Take Intellia. When the biotech signed its collaboration deal with Novartis in December 2014, the company was just beginning to get off the ground. The Swiss pharma paid Intellia $10 million upfront to gain access to the CRISPR platform for potential applications in hematopoietic stem cells and CAR-Ts. If all goes perfectly, potential milestone payments for each target could reach as high as $230 million.
"That deal allowed us to move very rapidly into CAR-Ts, HSCs and also into in vivo applications," Birmingham said.
Importantly, it also secured access to a library of lipid nanoparticles, which Intellia uses as a delivery vehicle for its own in vivo programs.
Fast forward 16 months. In April 2016, Intellia locked down a second, much stronger, collaboration deal with Regeneron. This time, Intellia received $75 million upfront, along with potential milestones of $320 million for up to 10 targets each.
Intellia aims to leverage both deals as it grows.
"Each of the deals we have done has been very focused, when we think about the breadth of what we are partnering around, but have brought very specific tools and capabilities into Intellia that continues to allow us to be able to progress our own internal proprietary pipeline," said Birmingham.

Similarly, CRISPR Therapeutics has used partnering to jumpstart research and lay a foundation for internal programs. In a two-month span at the end of last year, CRISPR secured $105 million upfront in a collaboration with Vertex Pharmaceutical, and then announced an equally owned joint venture with Bayer.
Bayer put up $300 million to fund the venture, now dubbed Casebia Therapeutics, while CRISPR contributed its IP. CRISPR retains access to all technology developed by Casebia, helping the company maintain upside even in areas it may have lacked the bandwidth to tackle by itself.
Casebia will focus specifically on CRISPR-based approaches to blood disorders, blindness and heart disease, with initial programs aimed at hemophilia and severe combined immunodeficiency.
"We have picked very clear fields for CRISPR Therapeutics while others we say this is not necessarily totally in scope," explained Novak. "Nevertheless we wanted to make sure that we benefit from an early move into that field."
Editas isn’t sitting on its hands either. Led by CEO Katrine Bosley, the company inked a deal with CAR-T developer Juno Therapeutics in 2015 that netted it $25 million upfront. And Editas remains on track to start clinical work sometime next year in leber congenital amaurosis type 10, a rare inherited eye disease, Bosley said on a conference call in November.
The other two are close behind. CRISPR Therapeutics says it plans to file an application to begin clinical work for its beta-thalassemia program in late 2017. And Intellia expects the first investigational new drug application from its partnership with Novartis on hematopoietic stem cells will be submitted sometime in 2018.
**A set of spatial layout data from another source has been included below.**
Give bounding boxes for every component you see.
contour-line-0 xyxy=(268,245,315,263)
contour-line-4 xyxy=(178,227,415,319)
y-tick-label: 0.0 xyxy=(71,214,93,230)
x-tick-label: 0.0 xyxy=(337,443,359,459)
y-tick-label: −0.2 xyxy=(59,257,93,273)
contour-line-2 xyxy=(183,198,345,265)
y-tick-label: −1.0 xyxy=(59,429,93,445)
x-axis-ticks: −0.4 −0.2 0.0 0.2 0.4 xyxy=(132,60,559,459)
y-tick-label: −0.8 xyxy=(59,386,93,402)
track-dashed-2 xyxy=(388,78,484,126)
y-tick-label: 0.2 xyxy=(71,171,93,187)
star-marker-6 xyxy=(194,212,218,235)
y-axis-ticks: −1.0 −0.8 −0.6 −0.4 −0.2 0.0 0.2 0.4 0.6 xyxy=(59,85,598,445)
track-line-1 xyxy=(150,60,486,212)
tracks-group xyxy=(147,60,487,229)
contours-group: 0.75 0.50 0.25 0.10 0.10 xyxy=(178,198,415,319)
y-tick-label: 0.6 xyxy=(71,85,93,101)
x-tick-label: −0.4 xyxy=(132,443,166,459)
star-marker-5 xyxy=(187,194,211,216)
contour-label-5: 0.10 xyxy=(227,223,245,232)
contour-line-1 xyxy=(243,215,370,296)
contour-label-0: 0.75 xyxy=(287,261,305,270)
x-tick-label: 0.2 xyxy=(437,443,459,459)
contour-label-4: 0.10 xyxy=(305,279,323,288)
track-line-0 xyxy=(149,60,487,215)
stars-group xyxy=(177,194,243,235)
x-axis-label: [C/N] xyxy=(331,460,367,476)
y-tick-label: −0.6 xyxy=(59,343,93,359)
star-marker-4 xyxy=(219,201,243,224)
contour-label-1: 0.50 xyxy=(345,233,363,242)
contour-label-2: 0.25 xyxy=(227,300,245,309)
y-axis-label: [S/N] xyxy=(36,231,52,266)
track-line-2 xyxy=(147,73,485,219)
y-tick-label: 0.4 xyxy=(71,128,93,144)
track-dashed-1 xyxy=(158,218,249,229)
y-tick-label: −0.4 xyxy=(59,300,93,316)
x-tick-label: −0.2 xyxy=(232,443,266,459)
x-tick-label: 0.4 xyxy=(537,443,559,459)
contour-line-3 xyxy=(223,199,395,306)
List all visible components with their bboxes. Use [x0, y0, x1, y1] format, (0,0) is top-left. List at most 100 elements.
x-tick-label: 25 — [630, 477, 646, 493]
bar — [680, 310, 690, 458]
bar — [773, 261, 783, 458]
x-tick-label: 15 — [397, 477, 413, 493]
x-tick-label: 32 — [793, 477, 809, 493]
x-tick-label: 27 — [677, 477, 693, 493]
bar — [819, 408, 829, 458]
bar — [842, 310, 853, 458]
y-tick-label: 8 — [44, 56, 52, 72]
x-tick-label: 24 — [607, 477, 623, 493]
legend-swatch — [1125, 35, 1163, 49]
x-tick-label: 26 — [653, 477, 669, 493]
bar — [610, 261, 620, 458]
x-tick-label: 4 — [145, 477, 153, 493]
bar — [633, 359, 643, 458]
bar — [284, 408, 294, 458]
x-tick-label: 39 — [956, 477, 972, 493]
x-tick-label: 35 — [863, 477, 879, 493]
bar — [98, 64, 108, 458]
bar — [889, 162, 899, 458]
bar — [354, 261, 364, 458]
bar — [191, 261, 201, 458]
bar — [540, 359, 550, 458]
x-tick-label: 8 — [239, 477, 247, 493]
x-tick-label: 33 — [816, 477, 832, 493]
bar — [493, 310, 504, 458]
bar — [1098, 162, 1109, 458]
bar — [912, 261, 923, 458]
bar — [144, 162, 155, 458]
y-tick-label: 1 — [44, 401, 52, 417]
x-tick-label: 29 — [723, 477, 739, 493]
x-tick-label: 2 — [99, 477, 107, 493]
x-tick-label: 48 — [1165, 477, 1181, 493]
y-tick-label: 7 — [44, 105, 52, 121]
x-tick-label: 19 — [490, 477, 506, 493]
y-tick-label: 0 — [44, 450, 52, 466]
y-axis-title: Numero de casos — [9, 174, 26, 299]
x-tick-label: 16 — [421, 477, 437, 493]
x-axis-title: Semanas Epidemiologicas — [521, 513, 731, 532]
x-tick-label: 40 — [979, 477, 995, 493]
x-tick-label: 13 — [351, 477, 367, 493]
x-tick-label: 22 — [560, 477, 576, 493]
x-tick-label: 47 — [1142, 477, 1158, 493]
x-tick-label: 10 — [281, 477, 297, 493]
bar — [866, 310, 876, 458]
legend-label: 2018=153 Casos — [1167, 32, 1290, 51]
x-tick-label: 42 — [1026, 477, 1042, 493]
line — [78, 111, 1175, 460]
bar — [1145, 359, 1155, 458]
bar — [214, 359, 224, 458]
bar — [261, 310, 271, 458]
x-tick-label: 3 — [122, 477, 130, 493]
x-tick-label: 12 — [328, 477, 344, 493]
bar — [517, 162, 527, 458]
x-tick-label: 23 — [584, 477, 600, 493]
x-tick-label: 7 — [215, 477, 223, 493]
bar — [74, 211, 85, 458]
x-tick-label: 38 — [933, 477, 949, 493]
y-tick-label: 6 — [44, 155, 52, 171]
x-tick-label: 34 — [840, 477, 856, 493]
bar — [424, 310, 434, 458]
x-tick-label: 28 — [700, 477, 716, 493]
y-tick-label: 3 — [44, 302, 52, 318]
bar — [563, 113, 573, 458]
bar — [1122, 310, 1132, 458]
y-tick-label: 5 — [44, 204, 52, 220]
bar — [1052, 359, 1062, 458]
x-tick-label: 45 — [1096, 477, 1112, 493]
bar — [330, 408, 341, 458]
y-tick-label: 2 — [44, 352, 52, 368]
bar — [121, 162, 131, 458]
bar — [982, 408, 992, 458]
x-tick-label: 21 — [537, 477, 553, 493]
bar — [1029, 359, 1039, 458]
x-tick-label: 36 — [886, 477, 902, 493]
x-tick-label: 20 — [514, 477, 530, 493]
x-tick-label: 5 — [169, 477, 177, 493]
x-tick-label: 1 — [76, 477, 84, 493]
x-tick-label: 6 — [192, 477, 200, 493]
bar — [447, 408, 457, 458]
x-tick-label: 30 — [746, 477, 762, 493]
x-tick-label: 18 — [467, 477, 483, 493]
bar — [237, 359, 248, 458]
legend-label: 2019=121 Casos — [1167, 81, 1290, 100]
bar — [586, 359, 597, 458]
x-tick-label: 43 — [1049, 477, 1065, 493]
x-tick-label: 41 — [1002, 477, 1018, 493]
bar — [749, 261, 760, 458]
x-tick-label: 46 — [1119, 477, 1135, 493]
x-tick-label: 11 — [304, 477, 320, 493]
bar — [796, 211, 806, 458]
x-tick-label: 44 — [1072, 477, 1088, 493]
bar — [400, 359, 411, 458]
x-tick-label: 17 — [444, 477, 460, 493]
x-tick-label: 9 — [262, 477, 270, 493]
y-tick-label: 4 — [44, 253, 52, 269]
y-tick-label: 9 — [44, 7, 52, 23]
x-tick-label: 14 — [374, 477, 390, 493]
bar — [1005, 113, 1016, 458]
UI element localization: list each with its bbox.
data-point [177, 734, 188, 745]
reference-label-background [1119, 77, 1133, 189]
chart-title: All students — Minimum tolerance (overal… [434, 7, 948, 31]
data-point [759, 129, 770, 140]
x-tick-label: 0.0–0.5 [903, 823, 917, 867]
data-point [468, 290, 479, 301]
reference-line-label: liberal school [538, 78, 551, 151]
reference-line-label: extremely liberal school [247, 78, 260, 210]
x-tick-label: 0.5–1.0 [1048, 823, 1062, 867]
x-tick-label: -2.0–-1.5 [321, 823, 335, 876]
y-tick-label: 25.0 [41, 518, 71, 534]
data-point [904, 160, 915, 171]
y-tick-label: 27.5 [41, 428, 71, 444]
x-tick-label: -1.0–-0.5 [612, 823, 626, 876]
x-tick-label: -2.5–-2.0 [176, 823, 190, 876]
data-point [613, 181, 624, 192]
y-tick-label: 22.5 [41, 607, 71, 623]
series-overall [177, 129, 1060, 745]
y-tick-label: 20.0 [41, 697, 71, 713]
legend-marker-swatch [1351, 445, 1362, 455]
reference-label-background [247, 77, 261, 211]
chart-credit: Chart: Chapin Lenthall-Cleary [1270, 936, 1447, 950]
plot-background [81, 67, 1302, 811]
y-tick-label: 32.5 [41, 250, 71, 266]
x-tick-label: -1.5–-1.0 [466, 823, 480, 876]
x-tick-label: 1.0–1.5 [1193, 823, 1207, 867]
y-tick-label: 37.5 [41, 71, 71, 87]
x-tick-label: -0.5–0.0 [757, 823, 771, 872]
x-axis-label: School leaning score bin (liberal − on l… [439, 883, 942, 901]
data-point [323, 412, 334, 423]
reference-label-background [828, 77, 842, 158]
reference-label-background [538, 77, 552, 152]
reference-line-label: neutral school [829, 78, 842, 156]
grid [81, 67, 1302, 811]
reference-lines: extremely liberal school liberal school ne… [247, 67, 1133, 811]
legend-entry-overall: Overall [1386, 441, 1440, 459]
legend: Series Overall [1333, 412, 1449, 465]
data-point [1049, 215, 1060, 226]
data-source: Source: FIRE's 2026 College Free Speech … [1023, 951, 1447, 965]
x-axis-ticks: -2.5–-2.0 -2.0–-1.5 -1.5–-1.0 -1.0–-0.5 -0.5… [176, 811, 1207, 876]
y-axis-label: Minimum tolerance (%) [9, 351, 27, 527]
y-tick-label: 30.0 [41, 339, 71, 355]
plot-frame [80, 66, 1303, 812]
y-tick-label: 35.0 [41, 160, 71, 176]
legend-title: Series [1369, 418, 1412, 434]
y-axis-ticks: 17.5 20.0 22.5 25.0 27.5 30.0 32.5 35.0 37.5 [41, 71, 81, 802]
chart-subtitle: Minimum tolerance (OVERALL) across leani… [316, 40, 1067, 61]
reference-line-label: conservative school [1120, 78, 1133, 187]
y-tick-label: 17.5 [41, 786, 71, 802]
With all three CRISPR biotechs flush with IPO cash and moving quickly toward the clinic, the next several years will be a key test of the technology’s utility in actually treating diseases.
Note: This article has been updated to reflect CRISPR Therapeutics' current cash holdings. The figures cited by the company in its latest Form 10Q did not include the cash raised from the initial public offering and private placement from Bayer. In addition, since the article was published, CRISPR Therapeutics realized the $15 million milestone from Bayer which is noted in the chart.